Der Birkenzeisig, der die Geschichte vom Haubenpinguin Friedolin der Birke fröstelnde Frieda im Taunus erzählt hatte, der war dem kleinsten Pinguin von der Maquarieinsel selbst schon begegnet. 

Seine Zeisig-Mama war es gewesen, die der Pinguin Friedolin damals aus den Fluten des Meeres gerettet hatte.
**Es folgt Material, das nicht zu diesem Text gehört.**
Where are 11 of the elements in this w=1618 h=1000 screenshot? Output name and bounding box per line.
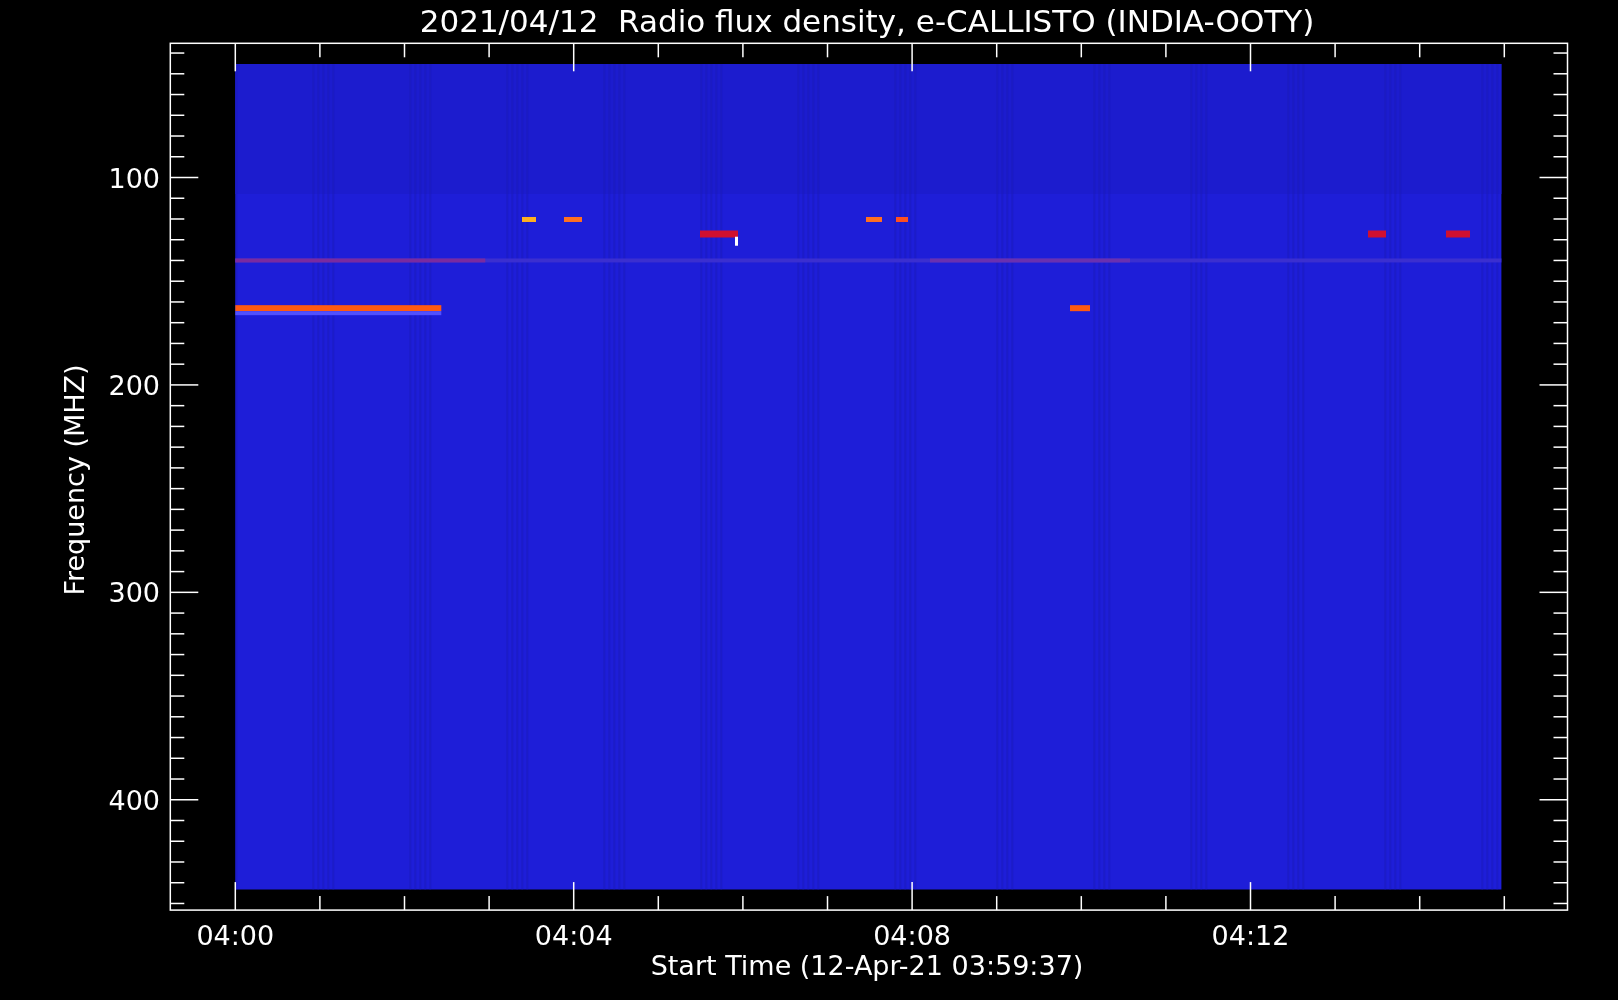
tick-label: 04:00 bbox=[196, 920, 275, 951]
tick-label: 400 bbox=[108, 784, 160, 816]
axis-label: Start Time (12-Apr-21 03:59:37) bbox=[650, 950, 1084, 981]
tick-label: 04:04 bbox=[534, 920, 613, 951]
axis-label: Frequency (MHZ) bbox=[59, 364, 90, 596]
tick-label: 200 bbox=[108, 369, 160, 401]
tick-label: 100 bbox=[108, 162, 160, 194]
tick-label: 300 bbox=[108, 577, 160, 609]
tick-label: 04:08 bbox=[873, 920, 951, 951]
tick-label: 04:12 bbox=[1211, 920, 1290, 951]
plot-title: 2021/04/12 Radio flux density, e-CALLISTO (INDIA-OOTY) bbox=[419, 3, 1315, 39]
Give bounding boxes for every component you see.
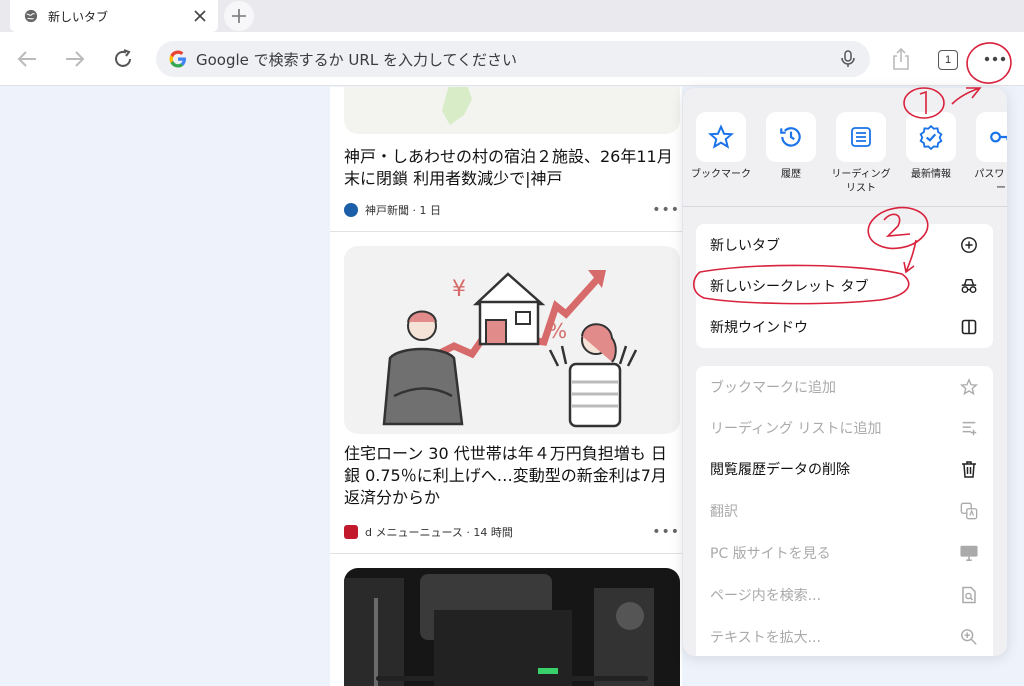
menu-item-label: 新規ウインドウ — [710, 320, 808, 336]
dmenu-logo — [344, 525, 358, 539]
menu-item-label: 新しいシークレット タブ — [710, 279, 869, 295]
shortcut-reading-list-tile — [836, 112, 886, 162]
menu-item-find-in-page[interactable]: ページ内を検索... — [696, 574, 993, 616]
zoom-in-icon — [959, 627, 979, 647]
tab-switcher-button[interactable]: 1 — [938, 50, 958, 70]
new-tab-button[interactable] — [224, 1, 254, 31]
google-logo-icon — [169, 50, 186, 68]
more-horizontal-icon — [984, 56, 1006, 62]
tab-strip: 新しいタブ — [0, 0, 1024, 32]
menu-item-label: リーディング リストに追加 — [710, 421, 882, 437]
reload-button[interactable] — [110, 46, 136, 72]
more-options-icon[interactable]: ••• — [652, 202, 680, 218]
menu-item-label: 新しいタブ — [710, 238, 780, 254]
shortcut-password-manager-tile — [976, 112, 1007, 162]
shortcut-history-tile — [766, 112, 816, 162]
menu-item-add-bookmark[interactable]: ブックマークに追加 — [696, 366, 993, 408]
menu-item-label: テキストを拡大... — [710, 630, 821, 646]
shortcut-reading-list[interactable]: リーディング リスト — [830, 112, 892, 196]
shortcut-history[interactable]: 履歴 — [760, 112, 822, 182]
forward-button[interactable] — [62, 46, 88, 72]
shortcut-bookmarks[interactable]: ブックマーク — [690, 112, 752, 182]
badge-check-icon — [919, 124, 943, 150]
machinery-photo — [344, 574, 654, 686]
find-in-page-icon — [959, 585, 979, 605]
back-button[interactable] — [14, 46, 40, 72]
menu-item-new-incognito-tab[interactable]: 新しいシークレット タブ — [696, 265, 993, 307]
yen-text: ¥ — [452, 277, 466, 302]
menu-item-zoom-text[interactable]: テキストを拡大... — [696, 616, 993, 656]
menu-item-label: PC 版サイトを見る — [710, 546, 831, 562]
menu-item-label: ページ内を検索... — [710, 588, 822, 604]
article-image[interactable]: ¥ % — [344, 246, 680, 434]
menu-item-translate[interactable]: 翻訳 — [696, 490, 993, 532]
shortcut-label: パスワ マネー — [974, 169, 1007, 194]
menu-item-label: 閲覧履歴データの削除 — [710, 462, 850, 478]
divider — [330, 231, 682, 232]
shortcut-label: リーディング リスト — [831, 169, 891, 194]
plus-icon — [232, 9, 246, 23]
reading-list-add-icon — [959, 418, 979, 438]
translate-icon — [959, 501, 979, 521]
incognito-icon — [959, 276, 979, 296]
menu-item-clear-browsing-data[interactable]: 閲覧履歴データの削除 — [696, 448, 993, 490]
article-headline[interactable]: 神戸・しあわせの村の宿泊２施設、26年11月末に閉鎖 利用者数減少で|神戸 — [344, 146, 680, 190]
home-indicator — [376, 676, 648, 681]
news-feed: 神戸・しあわせの村の宿泊２施設、26年11月末に閉鎖 利用者数減少で|神戸 神戸… — [330, 87, 682, 686]
window-icon — [959, 317, 979, 337]
source-text: 神戸新聞 · 1 日 — [365, 204, 441, 217]
divider — [330, 553, 682, 554]
share-icon — [893, 47, 909, 70]
article-headline[interactable]: 住宅ローン 30 代世帯は年４万円負担増も 日銀 0.75％に利上げへ…変動型の… — [344, 443, 680, 509]
omnibox[interactable]: Google で検索するか URL を入力してください — [156, 41, 870, 77]
toolbar: Google で検索するか URL を入力してください 1 — [0, 32, 1024, 86]
shortcut-password-manager[interactable]: パスワ マネー — [970, 112, 1007, 196]
close-icon[interactable] — [192, 8, 208, 24]
reading-list-icon — [851, 127, 871, 147]
star-outline-icon — [959, 377, 979, 397]
housing-loan-illustration: ¥ % — [382, 270, 638, 428]
shortcut-whats-new-tile — [906, 112, 956, 162]
shortcut-label: 履歴 — [781, 169, 801, 180]
desktop-icon — [959, 543, 979, 563]
map-illustration — [442, 87, 472, 125]
tab-title: 新しいタブ — [48, 9, 109, 24]
shortcut-bookmarks-tile — [696, 112, 746, 162]
menu-item-label: ブックマークに追加 — [710, 380, 836, 396]
globe-icon — [24, 9, 38, 23]
kobe-shimbun-logo — [344, 203, 358, 217]
trash-icon — [959, 459, 979, 479]
omnibox-placeholder: Google で検索するか URL を入力してください — [196, 50, 518, 69]
article-source: d メニューニュース · 14 時間 ••• — [344, 524, 680, 540]
menu-group-new: 新しいタブ 新しいシークレット タブ 新規ウインドウ — [696, 224, 993, 348]
more-menu-button[interactable] — [982, 46, 1008, 72]
shortcut-label: ブックマーク — [691, 169, 751, 180]
arrow-left-icon — [17, 51, 36, 67]
article-image[interactable] — [344, 87, 680, 134]
mic-icon[interactable] — [838, 49, 858, 69]
chrome-menu-panel: ブックマーク 履歴 リーディング リスト 最新情報 パスワ マネー 新しいタブ … — [683, 88, 1007, 656]
reload-icon — [115, 49, 131, 67]
tab-new-tab[interactable]: 新しいタブ — [10, 0, 218, 32]
plus-circle-icon — [959, 235, 979, 255]
menu-item-label: 翻訳 — [710, 504, 738, 520]
menu-divider — [683, 206, 1007, 207]
menu-item-new-window[interactable]: 新規ウインドウ — [696, 306, 993, 348]
shortcut-whats-new[interactable]: 最新情報 — [900, 112, 962, 182]
star-icon — [708, 124, 734, 149]
article-source: 神戸新聞 · 1 日 ••• — [344, 202, 680, 218]
share-button[interactable] — [888, 46, 914, 72]
menu-item-add-reading-list[interactable]: リーディング リストに追加 — [696, 407, 993, 449]
menu-group-actions: ブックマークに追加 リーディング リストに追加 閲覧履歴データの削除 翻訳 PC… — [696, 366, 993, 656]
menu-item-request-desktop[interactable]: PC 版サイトを見る — [696, 532, 993, 574]
percent-text: % — [548, 319, 567, 343]
more-options-icon[interactable]: ••• — [652, 524, 680, 540]
arrow-right-icon — [66, 51, 85, 67]
source-text: d メニューニュース · 14 時間 — [365, 526, 513, 539]
key-icon — [990, 131, 1007, 143]
article-image[interactable] — [344, 568, 680, 686]
history-icon — [780, 127, 801, 147]
shortcut-label: 最新情報 — [911, 169, 951, 180]
menu-item-new-tab[interactable]: 新しいタブ — [696, 224, 993, 266]
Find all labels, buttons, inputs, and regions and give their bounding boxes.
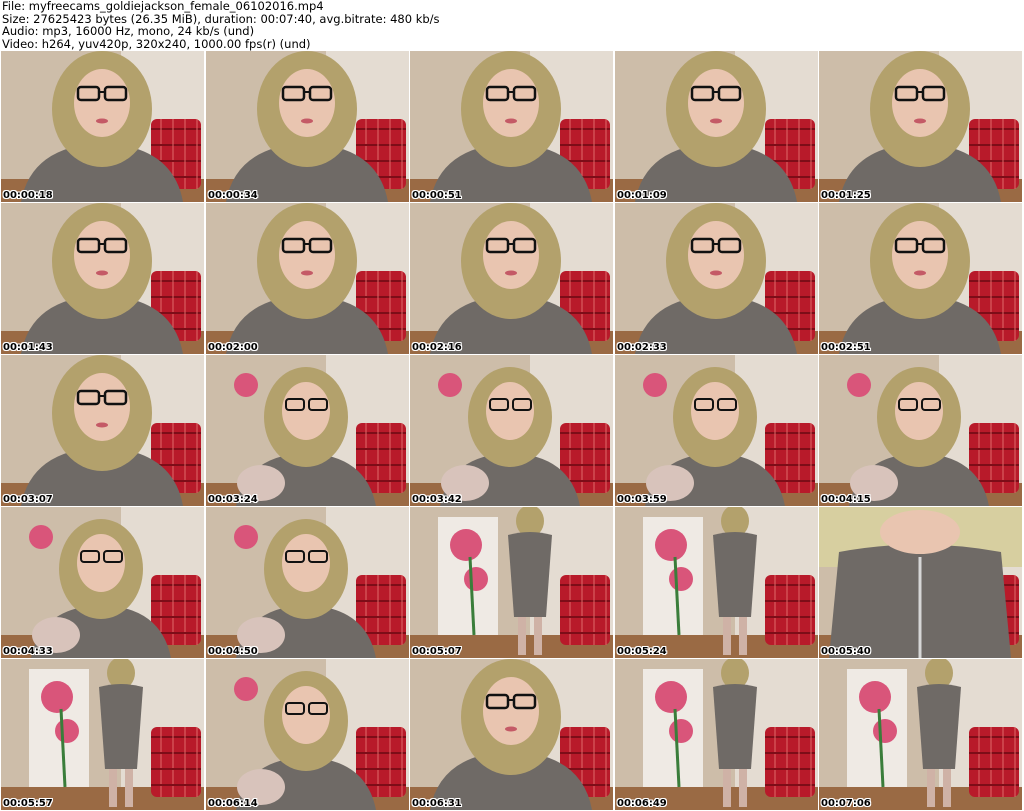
video-frame-thumbnail: 00:01:43: [1, 203, 204, 354]
frame-timestamp: 00:06:31: [412, 798, 462, 809]
frame-image: [1, 355, 204, 506]
video-frame-thumbnail: 00:04:33: [1, 507, 204, 658]
frame-image: [819, 51, 1022, 202]
video-frame-thumbnail: 00:02:51: [819, 203, 1022, 354]
video-frame-thumbnail: 00:03:42: [410, 355, 613, 506]
video-frame-thumbnail: 00:01:09: [615, 51, 818, 202]
video-frame-thumbnail: 00:07:06: [819, 659, 1022, 810]
frame-timestamp: 00:06:14: [208, 798, 258, 809]
video-frame-thumbnail: 00:00:18: [1, 51, 204, 202]
video-frame-thumbnail: 00:02:00: [206, 203, 409, 354]
frame-image: [819, 507, 1022, 658]
video-frame-thumbnail: 00:06:14: [206, 659, 409, 810]
video-frame-thumbnail: 00:02:33: [615, 203, 818, 354]
frame-image: [1, 51, 204, 202]
frame-image: [1, 659, 204, 810]
video-frame-thumbnail: 00:05:57: [1, 659, 204, 810]
frame-image: [615, 659, 818, 810]
frame-timestamp: 00:00:18: [3, 190, 53, 201]
frame-timestamp: 00:02:16: [412, 342, 462, 353]
frame-image: [1, 203, 204, 354]
file-info-header: File: myfreecams_goldiejackson_female_06…: [2, 0, 1022, 50]
frame-image: [615, 355, 818, 506]
frame-timestamp: 00:00:34: [208, 190, 258, 201]
frame-timestamp: 00:04:50: [208, 646, 258, 657]
frame-timestamp: 00:06:49: [617, 798, 667, 809]
frame-image: [1, 507, 204, 658]
frame-timestamp: 00:01:43: [3, 342, 53, 353]
video-frame-thumbnail: 00:02:16: [410, 203, 613, 354]
video-frame-thumbnail: 00:05:24: [615, 507, 818, 658]
frame-timestamp: 00:02:00: [208, 342, 258, 353]
frame-timestamp: 00:01:09: [617, 190, 667, 201]
video-frame-thumbnail: 00:00:34: [206, 51, 409, 202]
frame-timestamp: 00:04:15: [821, 494, 871, 505]
file-name-line: File: myfreecams_goldiejackson_female_06…: [2, 0, 324, 13]
thumbnail-grid: 00:00:18 00:00:34 00:00:51 00:01:09 00:01:25…: [1, 51, 1024, 811]
video-frame-thumbnail: 00:05:40: [819, 507, 1022, 658]
frame-timestamp: 00:03:24: [208, 494, 258, 505]
video-frame-thumbnail: 00:00:51: [410, 51, 613, 202]
video-frame-thumbnail: 00:04:50: [206, 507, 409, 658]
video-frame-thumbnail: 00:06:49: [615, 659, 818, 810]
frame-timestamp: 00:07:06: [821, 798, 871, 809]
video-frame-thumbnail: 00:04:15: [819, 355, 1022, 506]
frame-image: [410, 203, 613, 354]
frame-image: [206, 51, 409, 202]
frame-image: [206, 507, 409, 658]
frame-timestamp: 00:05:24: [617, 646, 667, 657]
frame-image: [615, 507, 818, 658]
frame-timestamp: 00:05:57: [3, 798, 53, 809]
frame-timestamp: 00:02:33: [617, 342, 667, 353]
frame-image: [206, 203, 409, 354]
frame-image: [206, 355, 409, 506]
frame-timestamp: 00:03:42: [412, 494, 462, 505]
video-info-line: Video: h264, yuv420p, 320x240, 1000.00 f…: [2, 36, 311, 51]
video-frame-thumbnail: 00:01:25: [819, 51, 1022, 202]
frame-image: [819, 203, 1022, 354]
frame-image: [615, 51, 818, 202]
frame-timestamp: 00:05:07: [412, 646, 462, 657]
frame-timestamp: 00:04:33: [3, 646, 53, 657]
frame-image: [410, 355, 613, 506]
frame-timestamp: 00:00:51: [412, 190, 462, 201]
frame-timestamp: 00:05:40: [821, 646, 871, 657]
frame-image: [410, 659, 613, 810]
video-frame-thumbnail: 00:03:07: [1, 355, 204, 506]
frame-timestamp: 00:02:51: [821, 342, 871, 353]
frame-image: [206, 659, 409, 810]
frame-timestamp: 00:01:25: [821, 190, 871, 201]
video-frame-thumbnail: 00:03:24: [206, 355, 409, 506]
video-frame-thumbnail: 00:06:31: [410, 659, 613, 810]
video-frame-thumbnail: 00:05:07: [410, 507, 613, 658]
frame-image: [819, 355, 1022, 506]
audio-info-line: Audio: mp3, 16000 Hz, mono, 24 kb/s (und…: [2, 24, 255, 38]
video-frame-thumbnail: 00:03:59: [615, 355, 818, 506]
frame-image: [410, 51, 613, 202]
frame-timestamp: 00:03:07: [3, 494, 53, 505]
frame-image: [615, 203, 818, 354]
frame-timestamp: 00:03:59: [617, 494, 667, 505]
frame-image: [819, 659, 1022, 810]
frame-image: [410, 507, 613, 658]
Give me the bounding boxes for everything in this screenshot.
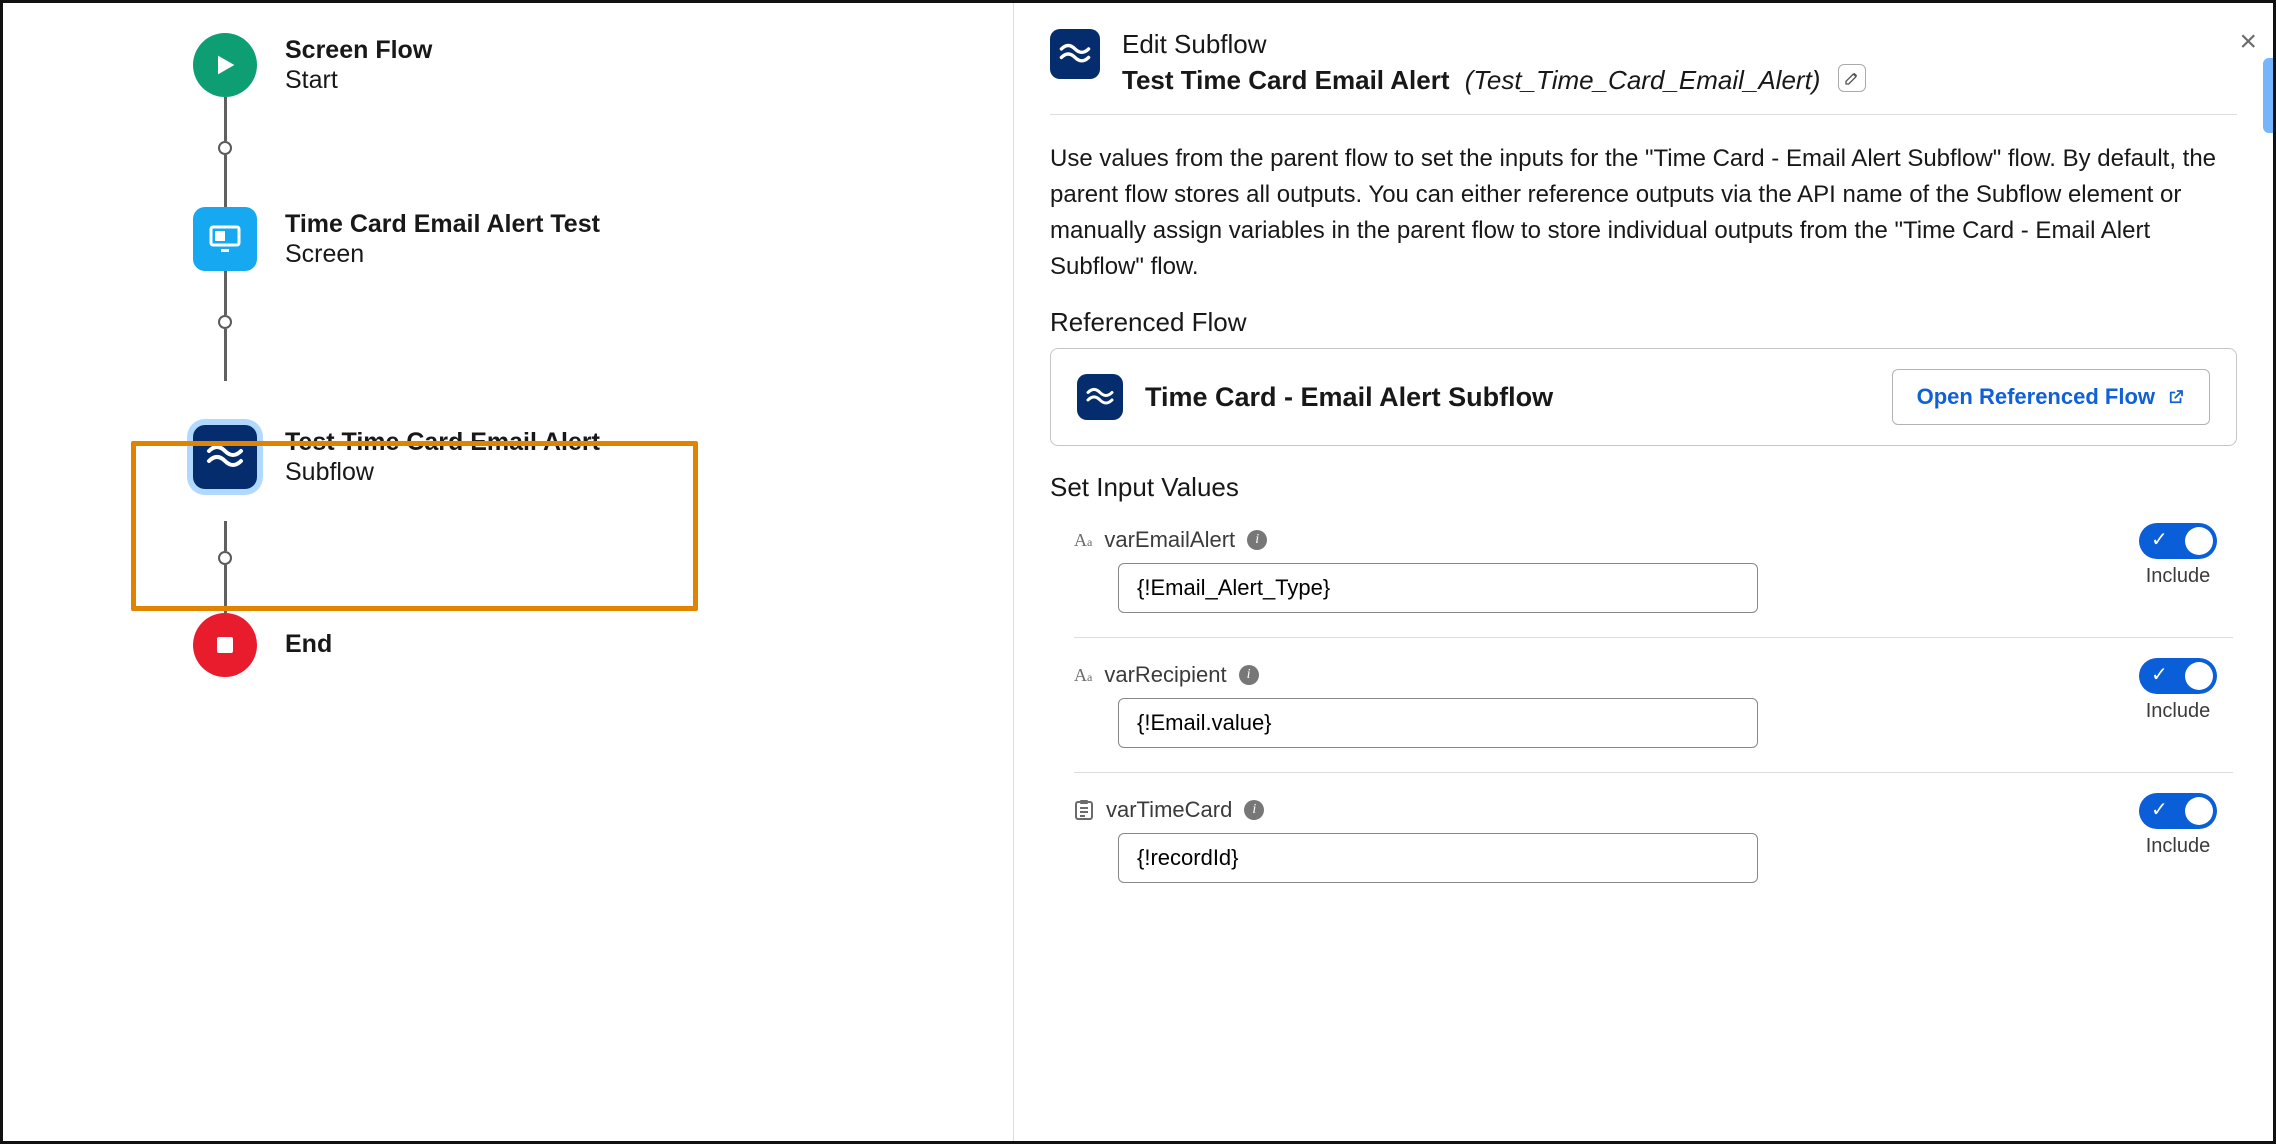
text-type-icon: Aa	[1074, 665, 1092, 686]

Die Birkenzeisig-Mama hatte mit all ihren Jungen oft den Pinguin besucht.



Als der Birkenzeisig auf einem von Friedas Ästen gelandet war, glaubte er an deren Stamm einen Pinguin erkannt zu haben. „Schwarz und weiß so sah auch der kleinste Pinguin auf der Maquarieinsel aus, wie die Farben deiner Rinde.“ trällerte der Zeisig froh und er besuchte Frieda, mit dem Pinguin-BaumGesicht so oft er nur konnte.

Friedas schwarzweiße Rinde war im Laufe der Zeit kräftiger geworden und seid sie sich dem Haubenpinguin Friedolin verwandt fühlte, war sie auch nicht mehr so wetterfühlig. Manchmal freute sie sich jetzt sogar auf die Zeiten, in denen weißer Schnee vom Himmel viel. Wurde es ihr doch einmal zu kalt in ihrem Winterkleid, dann machte sich die Birke warme Gedanken halt.
Die Birke Frieda weiß wohl, wenn der Birkenzeisig wieder „tschett, tschett“ singt:
Der nächste Frühling kommt bestimmt.